When you talk to Van Rompay, he may begin by telling you about the success of the greeting card project, but that will lead to a discussion of the orphan AIDS project he's organized (a half-dozen people in Davis send $30 a month to Selvam's village to feed and educate an AIDS orphan) and that will segue into the latest news on the pediatric AIDS clinic he's supporting.
Guy and Akemi Turner met Van Rompay through the St. James Gospel Justice Committee, which supports many Sahaya projects.
"Koen learned early on how to put the ripple effect in motion," said Guy Turner. "He has a talent for involving other people. The people he talks to talk to other people who involve other people who feel compelled to help.
"One by one we become an army," Turner added.
Turner said no one who contributes to a Sahaya International project need fear that money will be skimmed off the top for administrative purposes.
"It all goes to the places it's needed," he said.
His suitcases will be stuffed with toys and clothing for children in the pediatric AIDS ward at the Tambaram Hospital near Chennai.
This is one of the new projects adopted by Sahaya over the past year. Tom Furtwangler of the University of Washington visited the pediatric unit of the clinic last year when he was filming a documentary on a joint program between the Centers for Disease Control and UW.
"He felt sad because he saw so many beds with children with HIV and AIDS and those children had nothing to do except just wait. So when he came back Tom called me to see if he could put together a collaboration with Sahaya International to collect clothes and books for the pediatric ward (go to www.tambaramkids.org)
"Right now thanks to the donations that people have sent us we have been able to hire a social worker who spends eight hours a day in the pediatric ward playing with the children," said Van Rompay.
Many generous Davis citizens have sent things to the Chennai hospital and he has carried many things over in his suitcase. But now he needs help.
He hopes that Indian students or scholars who may be returning home over the winter break will carry extra toys and clothing for him.
"I would love it if those students could get in touch with me," he said. "That would be of such great help."
Van Rompay's address and phone number are listed on the Sahaya web page (www.sahaya.org) or you can reach him by email at firstname.lastname@example.org
When Van Rompay returns to India next month he will not only check on Sahaya programs but he will be pressed into service by his friends to give AIDS lectures.
On his first visits to India, Van Rompay said the people he met in the villages didn't talk about AIDS. He thought they were educated about the problem, as the government claims. He was quite wrong.

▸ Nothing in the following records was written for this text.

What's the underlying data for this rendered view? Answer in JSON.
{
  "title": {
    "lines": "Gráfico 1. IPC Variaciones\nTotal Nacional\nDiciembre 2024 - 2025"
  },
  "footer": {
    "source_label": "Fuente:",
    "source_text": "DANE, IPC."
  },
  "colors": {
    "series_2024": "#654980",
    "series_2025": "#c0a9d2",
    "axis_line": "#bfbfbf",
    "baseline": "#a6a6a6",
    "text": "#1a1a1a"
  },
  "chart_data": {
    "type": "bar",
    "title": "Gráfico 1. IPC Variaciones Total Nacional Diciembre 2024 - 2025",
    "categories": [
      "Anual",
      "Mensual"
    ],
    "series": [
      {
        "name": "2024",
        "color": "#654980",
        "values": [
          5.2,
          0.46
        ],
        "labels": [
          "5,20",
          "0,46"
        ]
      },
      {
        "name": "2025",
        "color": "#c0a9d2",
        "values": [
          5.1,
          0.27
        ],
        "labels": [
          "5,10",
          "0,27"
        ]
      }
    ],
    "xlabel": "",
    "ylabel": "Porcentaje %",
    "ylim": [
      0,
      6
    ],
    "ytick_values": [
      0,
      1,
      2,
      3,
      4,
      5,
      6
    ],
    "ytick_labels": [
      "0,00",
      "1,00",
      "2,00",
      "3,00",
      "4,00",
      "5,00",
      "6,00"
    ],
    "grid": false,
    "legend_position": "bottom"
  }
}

Despite government claims the people are well educated, Van Rompay said his village surveys found that only 40 percent had heard of HIV and AIDS and only 20 percent of that number knew about sexual transmission.

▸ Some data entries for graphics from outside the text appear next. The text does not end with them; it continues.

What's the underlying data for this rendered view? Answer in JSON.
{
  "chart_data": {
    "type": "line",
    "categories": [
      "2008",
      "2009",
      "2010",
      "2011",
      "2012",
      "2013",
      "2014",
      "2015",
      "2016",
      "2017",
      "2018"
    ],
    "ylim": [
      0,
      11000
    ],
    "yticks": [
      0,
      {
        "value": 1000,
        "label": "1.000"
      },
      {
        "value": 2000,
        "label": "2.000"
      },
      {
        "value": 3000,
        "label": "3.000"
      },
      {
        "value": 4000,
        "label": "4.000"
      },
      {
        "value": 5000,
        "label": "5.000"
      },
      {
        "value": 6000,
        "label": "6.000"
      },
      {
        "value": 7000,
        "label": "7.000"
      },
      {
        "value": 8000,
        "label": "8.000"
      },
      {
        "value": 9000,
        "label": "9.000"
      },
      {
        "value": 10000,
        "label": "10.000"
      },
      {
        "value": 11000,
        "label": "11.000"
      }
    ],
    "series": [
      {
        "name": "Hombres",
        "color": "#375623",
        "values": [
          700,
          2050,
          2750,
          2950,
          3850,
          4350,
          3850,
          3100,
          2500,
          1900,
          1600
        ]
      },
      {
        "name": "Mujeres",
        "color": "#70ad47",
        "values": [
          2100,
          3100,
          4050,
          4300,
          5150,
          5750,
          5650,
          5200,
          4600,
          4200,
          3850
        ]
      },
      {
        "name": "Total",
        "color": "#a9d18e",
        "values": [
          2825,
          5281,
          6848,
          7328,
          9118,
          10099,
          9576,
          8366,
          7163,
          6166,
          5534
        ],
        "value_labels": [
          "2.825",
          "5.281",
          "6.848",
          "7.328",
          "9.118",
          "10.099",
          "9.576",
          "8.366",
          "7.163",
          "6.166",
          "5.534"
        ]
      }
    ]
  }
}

"We try to make sure people have awareness of how HIV is transmitted," he said. "They think it's transmitted by shaking hands or by mosquitoes and people who are infected are shunned. We have to help those who are infected," he said.
Few people in the villages speak English -- their language is Tamil. Van Rompay's lectures are translated (he also is funding a program to put plain AIDS information in a cartoon format so those who can't read will still get the message).

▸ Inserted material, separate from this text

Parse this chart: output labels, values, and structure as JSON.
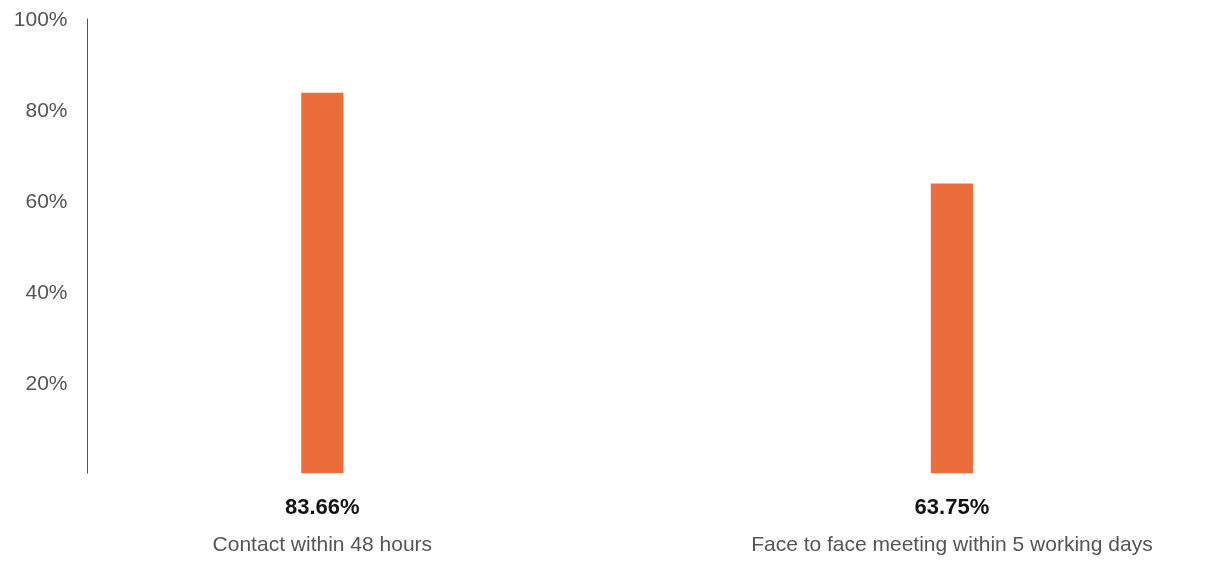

"The programs we do in the high schools consist of me giving a lecture for 20 minutes," he said. "We spend the next several hours answering questions. The students are very happy to have their questions answered."
If your service group or university club or church would like to hear more about how you can help, contact him.
"I am more than willing to come and talk to you," he said.
Van Rompay said he is balancing his work with Sahaya and his work as a scientific researcher.
"Sometimes if it becomes too overwhelming I just look at my notes and at the photos of the children in India or in Africa and that gives me plenty of energy to continue," he said.